How does Context make keeping on top of the news easy?

Maggie: Context is online, Contextbeyondtheheadlines.com.  Viewers can Follow us on Instagram, Twitter, Facebook. Yesterday we had a live YouTube and Facebook Live, as well we had somebody down in Houston close to the site near George Floyd’s funeral to hear the perspective of what’s happening in Houston. That’s what we want to continue to do.  We had a soft launch online, as we are introducing my voice in my coverage so you can go there and find some fresh content and then in September you will see us back on Television.

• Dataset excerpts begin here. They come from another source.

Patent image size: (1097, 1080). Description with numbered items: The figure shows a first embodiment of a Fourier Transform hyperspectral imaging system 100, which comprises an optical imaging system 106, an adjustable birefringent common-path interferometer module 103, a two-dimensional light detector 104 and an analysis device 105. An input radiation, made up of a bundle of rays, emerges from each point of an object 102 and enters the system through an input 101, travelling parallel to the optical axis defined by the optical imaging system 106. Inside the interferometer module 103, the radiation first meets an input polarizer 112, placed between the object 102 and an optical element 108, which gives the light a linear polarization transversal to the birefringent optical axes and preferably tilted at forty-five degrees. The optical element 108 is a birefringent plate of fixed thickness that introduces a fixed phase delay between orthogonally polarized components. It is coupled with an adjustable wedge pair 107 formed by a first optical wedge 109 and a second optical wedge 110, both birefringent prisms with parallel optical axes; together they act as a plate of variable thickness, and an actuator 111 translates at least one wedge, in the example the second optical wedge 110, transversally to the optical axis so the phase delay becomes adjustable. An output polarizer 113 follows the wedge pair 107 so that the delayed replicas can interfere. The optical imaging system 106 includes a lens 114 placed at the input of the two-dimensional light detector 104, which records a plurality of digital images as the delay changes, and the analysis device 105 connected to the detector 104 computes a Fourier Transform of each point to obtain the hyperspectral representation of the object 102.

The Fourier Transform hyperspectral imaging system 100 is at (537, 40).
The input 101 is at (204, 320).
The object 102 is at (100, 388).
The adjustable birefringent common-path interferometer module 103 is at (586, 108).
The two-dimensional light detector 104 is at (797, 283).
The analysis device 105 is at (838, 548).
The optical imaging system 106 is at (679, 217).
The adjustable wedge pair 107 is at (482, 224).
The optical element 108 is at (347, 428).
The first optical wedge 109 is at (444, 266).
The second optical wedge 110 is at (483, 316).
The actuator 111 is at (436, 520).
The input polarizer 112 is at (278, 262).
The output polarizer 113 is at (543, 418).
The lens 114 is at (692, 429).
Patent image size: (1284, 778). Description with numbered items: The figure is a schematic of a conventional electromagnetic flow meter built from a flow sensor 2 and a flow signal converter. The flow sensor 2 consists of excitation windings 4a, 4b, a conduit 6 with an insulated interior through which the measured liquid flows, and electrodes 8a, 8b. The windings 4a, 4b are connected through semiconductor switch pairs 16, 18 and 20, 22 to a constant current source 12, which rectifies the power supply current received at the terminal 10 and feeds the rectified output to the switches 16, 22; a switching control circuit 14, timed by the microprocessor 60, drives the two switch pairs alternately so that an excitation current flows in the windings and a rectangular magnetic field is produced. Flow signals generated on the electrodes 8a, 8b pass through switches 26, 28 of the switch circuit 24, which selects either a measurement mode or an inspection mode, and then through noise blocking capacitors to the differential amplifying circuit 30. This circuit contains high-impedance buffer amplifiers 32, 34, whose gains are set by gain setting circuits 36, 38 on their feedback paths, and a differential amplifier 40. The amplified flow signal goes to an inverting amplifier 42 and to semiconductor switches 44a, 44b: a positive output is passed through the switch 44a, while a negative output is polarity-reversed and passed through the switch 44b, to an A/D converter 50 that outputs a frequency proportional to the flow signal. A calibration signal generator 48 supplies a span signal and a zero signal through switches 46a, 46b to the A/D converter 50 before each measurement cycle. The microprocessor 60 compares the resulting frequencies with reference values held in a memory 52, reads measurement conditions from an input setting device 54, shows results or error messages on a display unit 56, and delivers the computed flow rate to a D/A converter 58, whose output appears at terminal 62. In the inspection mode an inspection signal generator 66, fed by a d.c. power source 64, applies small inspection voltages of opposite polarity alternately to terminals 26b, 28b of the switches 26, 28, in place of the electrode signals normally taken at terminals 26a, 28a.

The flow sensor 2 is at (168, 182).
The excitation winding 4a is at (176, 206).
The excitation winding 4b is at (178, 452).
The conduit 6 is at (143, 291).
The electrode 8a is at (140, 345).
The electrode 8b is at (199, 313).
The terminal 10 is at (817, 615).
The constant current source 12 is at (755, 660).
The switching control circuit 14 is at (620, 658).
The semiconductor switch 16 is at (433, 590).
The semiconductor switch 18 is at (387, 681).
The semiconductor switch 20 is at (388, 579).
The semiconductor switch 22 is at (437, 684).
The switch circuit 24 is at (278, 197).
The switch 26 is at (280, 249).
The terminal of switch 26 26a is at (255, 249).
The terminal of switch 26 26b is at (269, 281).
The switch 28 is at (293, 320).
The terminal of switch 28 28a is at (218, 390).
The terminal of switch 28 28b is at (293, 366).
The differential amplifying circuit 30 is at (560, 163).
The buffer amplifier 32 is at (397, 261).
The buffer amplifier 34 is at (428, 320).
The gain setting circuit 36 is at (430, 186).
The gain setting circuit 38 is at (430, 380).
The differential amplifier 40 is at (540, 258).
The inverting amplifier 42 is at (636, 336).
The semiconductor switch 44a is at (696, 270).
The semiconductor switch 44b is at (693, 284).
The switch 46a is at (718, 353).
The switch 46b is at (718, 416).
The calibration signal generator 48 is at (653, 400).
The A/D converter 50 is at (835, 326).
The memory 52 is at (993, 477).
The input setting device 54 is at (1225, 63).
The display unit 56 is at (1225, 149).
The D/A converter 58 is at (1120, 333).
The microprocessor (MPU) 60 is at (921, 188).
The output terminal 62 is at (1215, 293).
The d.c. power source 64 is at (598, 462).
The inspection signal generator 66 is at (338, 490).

A blessing from Norma-Jean Mainse

You are the perfect host to continue Context. You are so joyful all the time. Your personality is so perfect for this ministry that you have. And I know that if David were here, he would say the same thing. We love you, Maggie. You’ve been a blessing to us personally. Walking into the studio, you were always joyful. The joy of the Lord was so seen in your life. You are so compassionate, intelligent, and I know that you are going to be amazing as the host of Context. I know that Lorna passed the torch to you/the baton, and you are going to take it to the next level. We just know that the Holy Spirit will guide your every program. Because we know you are a woman of God, you are seeking his face for anointing for every program. There’s a verse in Scripture: Ephesians 6:10: Be strong in the Lord and in the power of His might. It’s not going to be your might, Maggie, but His might working through you, and you will sense the Holy Spirit guiding you and giving you wisdom and knowledge for every program. I love you, honey. God bless you. You are so special to me.